Я чувствовал слабость, тошноту, тело повиновалось мне плохо, но я поднялся, постанывая, и побрел, сопровождаемый киберами, к шлюзовой камере. Песок был податлив и вязок, каждый шаг давался с мукой, левая нога не сгибалась, она волочилась, будто лишняя. "Ну и цветок! Такой красивый цветок!"
Теперь я лежал уже у самой гондолы, автоматы ворочали меня, как сырую колодину. Застежка почему-то не поддавалась, и кибер сел на меня верхом, немягкие его ноги ощутимо давили. Сперва это было даже забавно, но потом я возмутился;
- Слезай, железяка, ведь я живой еще!
- Мне удобно, - ответил кибер.
- Ему удобно! Зато мне неудобно.
- Мне удобно, - с унылой монотонностью ответил кибер и опять начал переступать по мне, как по мостовой.
- Слезай, говорю!
Слез. Я видел краем глаза через незамутненное пятнышко на стекле; железяка вертит антеннами - спрашивает у Головы, как быть. Команда, видимо, поступила, и я был перекантован на живот.

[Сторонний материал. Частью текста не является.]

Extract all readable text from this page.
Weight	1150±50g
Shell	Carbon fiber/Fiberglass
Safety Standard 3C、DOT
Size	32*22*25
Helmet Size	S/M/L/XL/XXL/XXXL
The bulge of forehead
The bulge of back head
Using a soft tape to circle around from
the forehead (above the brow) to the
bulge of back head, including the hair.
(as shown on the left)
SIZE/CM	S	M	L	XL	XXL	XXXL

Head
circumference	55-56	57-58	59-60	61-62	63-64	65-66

- Замки заклинило, - сказал Голова. - Жидкость еще и клейкая. Потерпи, Ло.
- Терплю, куда деваться!
Я терпел стоически и уже не протестовал, когда кибер опять забегал по мне с лихорадочной поспешностью - он, видать, сообразил, что чем быстрее он оборачивается, тем меньше доставляет мне неудобств. Сообразительная машина, черт бы ее побрал! Наконец Голова распорядился:
- Лезь в шлюз.
Набрал дыхания. Киберы освободили от скафандра сперва лицо, и я услышал с замиранием сердца десятки звуков. Над пляжиком с легким шорохом сочился ветер. Слышался же пуще всего холодящий душу стон. Он был всюду, этот стон, а исходил вроде бы снизу. Я потряс головой и расставил ноги пошире, чтобы железные труженики быстрее стаскивали с меня синтетическую шкуру. И вот скафандр лежит, распластанный, облепленный погибшей мелкотой, в основном насекомыми самого причудливого строения. Впрочем, мне некогда было рассматривать скафандр, я поднялся и тут, не ведаю, как получилось, слегка вдохнул благословенного воздуха благословенной Синей. В нос мне шибанула такая вонь, что я нырнул в шлюз с величайшей поспешностью, ударился лбом о притолоку и заорал Голове:
- Пропусти без дезинфекции!
- Нельзя, - ответил Голова.
- Тупица!
- Нет, я умный.
Я задыхался, закатывал глаза, хватался руками за живот; запах был до того мерзостный, что я просто не знал, с чем его сравнить.
- Да быстрей же!
Потом я почти всю ночь стоял под душем, забыв про еду, забыв начисто, что я тот самый представитель человечества, которому довелось увидеть воочию братьев по разуму. Биологический анализатор утверждал, будто от меня уже ничем не пахнет, но я беспрестанно нюхал руки и был уверен; душ не помогает.